Wealth Transfer Strategies Shift Following Permanent Estate Tax Exemption Changes

ED
Editorial
Cashu Markets·3 min read
TL;DR
  • Northern Trust can enhance its role as a thought leader by offering tailored advisory services on new estate tax laws.
  • The firm should help clients navigate complexities in wealth transfer strategies due to changing family dynamics and economic uncertainties.
  • Northern Trust has an opportunity to promote family harmony while addressing the $100 trillion wealth transfer expected by 2048.

Navigating the New Landscape of Wealth Transfer: A Focus on Estate Tax Law Changes

Wealthy parents are currently navigating a pivotal moment in estate planning following the enactment of the One Big Beautiful Bill Act, which solidifies the estate tax exemption at $15 million per individual on a permanent basis. This legislation shifts the strategies that affluent families have employed when it comes to gifting substantial assets to their heirs. Before this new law, there was a frenetic rush to divest assets before the exemption was expected to be halved to approximately $7 million at the end of 2025. The momentous change in the exemption level allows parents to rethink and re-evaluate their gifting strategies without the nagging fear of imminent tax liabilities.
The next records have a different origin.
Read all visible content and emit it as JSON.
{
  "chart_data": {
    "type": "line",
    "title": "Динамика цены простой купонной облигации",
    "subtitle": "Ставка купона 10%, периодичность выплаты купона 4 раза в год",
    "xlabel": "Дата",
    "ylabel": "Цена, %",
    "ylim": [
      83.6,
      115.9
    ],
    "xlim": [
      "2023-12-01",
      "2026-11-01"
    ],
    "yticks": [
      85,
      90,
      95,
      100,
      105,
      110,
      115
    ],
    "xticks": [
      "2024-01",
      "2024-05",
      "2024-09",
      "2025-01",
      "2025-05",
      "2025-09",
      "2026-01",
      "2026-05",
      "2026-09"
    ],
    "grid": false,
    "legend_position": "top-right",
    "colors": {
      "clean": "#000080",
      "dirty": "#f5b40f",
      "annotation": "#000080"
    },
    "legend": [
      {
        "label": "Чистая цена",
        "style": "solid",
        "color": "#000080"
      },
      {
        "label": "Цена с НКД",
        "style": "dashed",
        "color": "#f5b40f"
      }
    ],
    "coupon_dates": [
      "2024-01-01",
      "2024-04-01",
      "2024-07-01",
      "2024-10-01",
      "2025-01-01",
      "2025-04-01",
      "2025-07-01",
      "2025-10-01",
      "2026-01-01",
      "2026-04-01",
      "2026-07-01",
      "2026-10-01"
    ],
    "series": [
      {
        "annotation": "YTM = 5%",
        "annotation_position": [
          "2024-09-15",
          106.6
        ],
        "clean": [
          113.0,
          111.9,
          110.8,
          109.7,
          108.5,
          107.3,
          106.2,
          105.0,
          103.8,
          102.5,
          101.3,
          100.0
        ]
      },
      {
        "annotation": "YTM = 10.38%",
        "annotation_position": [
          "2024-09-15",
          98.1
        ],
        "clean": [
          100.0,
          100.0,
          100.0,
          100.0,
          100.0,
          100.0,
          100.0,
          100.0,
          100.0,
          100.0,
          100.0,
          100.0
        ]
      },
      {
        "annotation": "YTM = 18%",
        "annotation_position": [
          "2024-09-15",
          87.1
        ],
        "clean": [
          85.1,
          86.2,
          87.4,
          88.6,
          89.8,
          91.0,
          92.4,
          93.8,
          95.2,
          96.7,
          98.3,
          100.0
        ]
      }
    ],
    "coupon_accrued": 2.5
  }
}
Amidst ongoing economic uncertainties, such as fluctuations in the real estate market and personal situations like divorce, many parents now face regret about their previous financial decisions regarding asset transfers. Advisors, like Mark Parthemer from Glenmede, note the prevalence of Spousal Lifetime Access Trusts (SLATs) as a common vehicle for married couples to manage these assets. However, the unforeseen complications that arise from divorce can leave individuals without access to their transferred assets, compelling them to reconsider their options. Such dilemmas fundamentally change the landscape for family wealth planning when personal circumstances evolve unexpectedly.

The question of whether parents have possibly given away too much too soon is a pressing concern that highlights the need for adaptive strategies in estate planning. Experts like Robert Strauss from Weinstock Manion are actively advising clients who, after gifting properties worth millions, find themselves in financially precarious positions. He recommends restructuring trusts to facilitate asset sales, thereby allowing families to regain liquidity while navigating IRS regulations and potential family disputes. As parental concerns over maintaining economic security intensify, the emerging trend reveals a growing desire among affluent families to find ways to recover gifted wealth, signaling a need for a more strategic and informed approach to estate planning.

In this evolving landscape, Northern Trust has an opportunity to further solidify its position as a thought leader in wealth management. By providing tailored advisory services that address the complexities of the new estate tax laws and the accompanying family dynamics, Northern Trust can equip its clients with strategies that not only preserve wealth but also promote family harmony in the face of financial stressors.

As the wealth transfer continues to evolve, the financial strategies available to affluent families require an adaptive mindset. With estimates indicating a monumental $100 trillion in wealth is set to be passed to heirs by 2048, the insight offered by wealth management firms will be instrumental in steering families toward informed financial decisions while navigating nuanced family relationships.